A Futile Attempt to Turn Back the Clock
This recycled project—linking Pahlavi’s calls for defections within Iran’s security forces with Netanyahu’s statements about “changing the regime, not the people”—reveals Israel’s true goal. It is not simply about confronting Tehran, but rather dismantling its sovereign, resistant structure and replacing it with a compliant regime that would reopen an Israeli embassy in Tehran and rewrite history.
However, what Washington and Tel Aviv fail to grasp is that today’s Iran is not the Iran of pre-1979. Tehran is no longer ruled from royal palaces, but is anchored in a popular base rooted in a sovereign and ideological doctrine shaped by a long-standing struggle against colonialism and foreign domination.
The Mask Falls: No Sectarianism When the Ruler Is a Client
When Iran was under the Shah, sectarianism was never a concern—neither in the Gulf nor in Washington. The Shah was nominally a Shiite, yet he was never labeled a “threat,” simply because he opened the doors wide for American influence and Israeli support.

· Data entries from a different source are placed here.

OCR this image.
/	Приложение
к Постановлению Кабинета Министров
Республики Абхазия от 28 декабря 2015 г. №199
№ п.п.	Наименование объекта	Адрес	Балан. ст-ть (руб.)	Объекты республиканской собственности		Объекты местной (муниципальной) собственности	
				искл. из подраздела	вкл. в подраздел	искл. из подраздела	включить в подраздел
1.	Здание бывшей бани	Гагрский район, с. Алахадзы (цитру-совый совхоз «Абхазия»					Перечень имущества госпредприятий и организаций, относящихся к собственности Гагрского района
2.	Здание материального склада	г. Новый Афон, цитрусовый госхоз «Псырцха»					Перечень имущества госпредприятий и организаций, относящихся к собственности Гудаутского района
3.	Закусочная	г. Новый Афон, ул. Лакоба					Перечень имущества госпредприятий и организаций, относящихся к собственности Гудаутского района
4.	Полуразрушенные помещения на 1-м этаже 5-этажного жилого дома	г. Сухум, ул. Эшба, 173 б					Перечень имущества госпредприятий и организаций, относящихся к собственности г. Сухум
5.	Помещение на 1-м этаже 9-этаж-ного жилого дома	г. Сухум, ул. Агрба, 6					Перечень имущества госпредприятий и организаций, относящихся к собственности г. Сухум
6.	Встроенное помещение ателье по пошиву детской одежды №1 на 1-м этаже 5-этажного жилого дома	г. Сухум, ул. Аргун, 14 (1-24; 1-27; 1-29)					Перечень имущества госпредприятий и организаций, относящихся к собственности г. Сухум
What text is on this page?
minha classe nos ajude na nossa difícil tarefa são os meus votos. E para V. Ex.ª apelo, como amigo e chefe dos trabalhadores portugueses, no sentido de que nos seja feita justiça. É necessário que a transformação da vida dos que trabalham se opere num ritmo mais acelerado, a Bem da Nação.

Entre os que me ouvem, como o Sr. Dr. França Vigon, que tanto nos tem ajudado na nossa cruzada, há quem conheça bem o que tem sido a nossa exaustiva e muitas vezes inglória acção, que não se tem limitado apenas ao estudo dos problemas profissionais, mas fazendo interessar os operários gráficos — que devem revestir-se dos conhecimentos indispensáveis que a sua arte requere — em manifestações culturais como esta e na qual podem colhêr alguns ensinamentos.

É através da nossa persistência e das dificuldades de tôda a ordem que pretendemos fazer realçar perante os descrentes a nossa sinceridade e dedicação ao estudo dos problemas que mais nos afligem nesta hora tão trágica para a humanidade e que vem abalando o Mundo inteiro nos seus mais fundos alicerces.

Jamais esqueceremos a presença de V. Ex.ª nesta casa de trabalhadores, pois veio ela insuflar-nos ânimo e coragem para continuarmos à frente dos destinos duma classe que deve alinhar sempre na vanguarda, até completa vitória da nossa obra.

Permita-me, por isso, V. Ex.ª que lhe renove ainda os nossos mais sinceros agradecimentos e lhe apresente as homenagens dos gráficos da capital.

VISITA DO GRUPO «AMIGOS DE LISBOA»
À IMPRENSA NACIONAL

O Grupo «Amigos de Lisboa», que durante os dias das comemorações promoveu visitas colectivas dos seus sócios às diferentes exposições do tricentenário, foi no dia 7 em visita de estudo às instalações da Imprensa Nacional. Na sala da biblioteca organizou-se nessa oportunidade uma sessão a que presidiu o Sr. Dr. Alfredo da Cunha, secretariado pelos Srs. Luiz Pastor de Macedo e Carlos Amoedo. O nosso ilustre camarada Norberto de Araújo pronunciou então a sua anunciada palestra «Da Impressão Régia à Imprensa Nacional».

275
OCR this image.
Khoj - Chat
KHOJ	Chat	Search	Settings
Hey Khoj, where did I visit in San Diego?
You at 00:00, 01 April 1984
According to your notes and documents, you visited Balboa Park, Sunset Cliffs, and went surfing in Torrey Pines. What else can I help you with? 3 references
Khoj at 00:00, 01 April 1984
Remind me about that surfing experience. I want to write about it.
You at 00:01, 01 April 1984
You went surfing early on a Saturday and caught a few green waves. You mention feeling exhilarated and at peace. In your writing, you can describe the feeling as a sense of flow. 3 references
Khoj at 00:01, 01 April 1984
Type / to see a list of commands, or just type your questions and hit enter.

But when Tehran rose up and raised the Palestinian flag over the former Israeli embassy, religion suddenly became a pretext, sectarianism a danger, and the Islamic Republic an “enemy” that had to be brought down.
Israel Dreams of the Past While the East Shapes the Future
What Israel seeks today through its new “Pahlavi” is to resurrect a past that no longer exists—at a time when the balance of power is shifting.
American decision-making is no longer absolute. Israeli influence is no longer immune to deterrence. From Gaza to Sana’a, from South Lebanon to Baghdad, a resistance—both grassroots and governmental—is taking shape, and it cannot be dismantled with a press release or a backroom deal between a political exile and an occupying power.
Recklessness Comes at a Cost—And Pahlavi Is Not the Future
Reza Pahlavi’s claims about the “weakness of the Iranian regime” are nothing more than wishful thinking and the delusions of a man who believes that visiting the occupying entity makes him fit to lead a people that have stood against empires, endured decades of sanctions, invasions, and terrorism.
Betting on this project will not bring about “democracy,” as claimed, but will instead usher in chaos, war, and regional fragmentation—turning entire populations into fuel for conflicts that serve no one but Washington and Tel Aviv.
The Iraqi lesson is still fresh. The same lie is being repeated. Nuclear weapons are once again a pretext—not to protect anyone, but to dismantle resistant states.
What they fail to see is that the East is changing. The unipolar world order is crumbling. And the voice of the people is louder than the whispers in Western hotel rooms.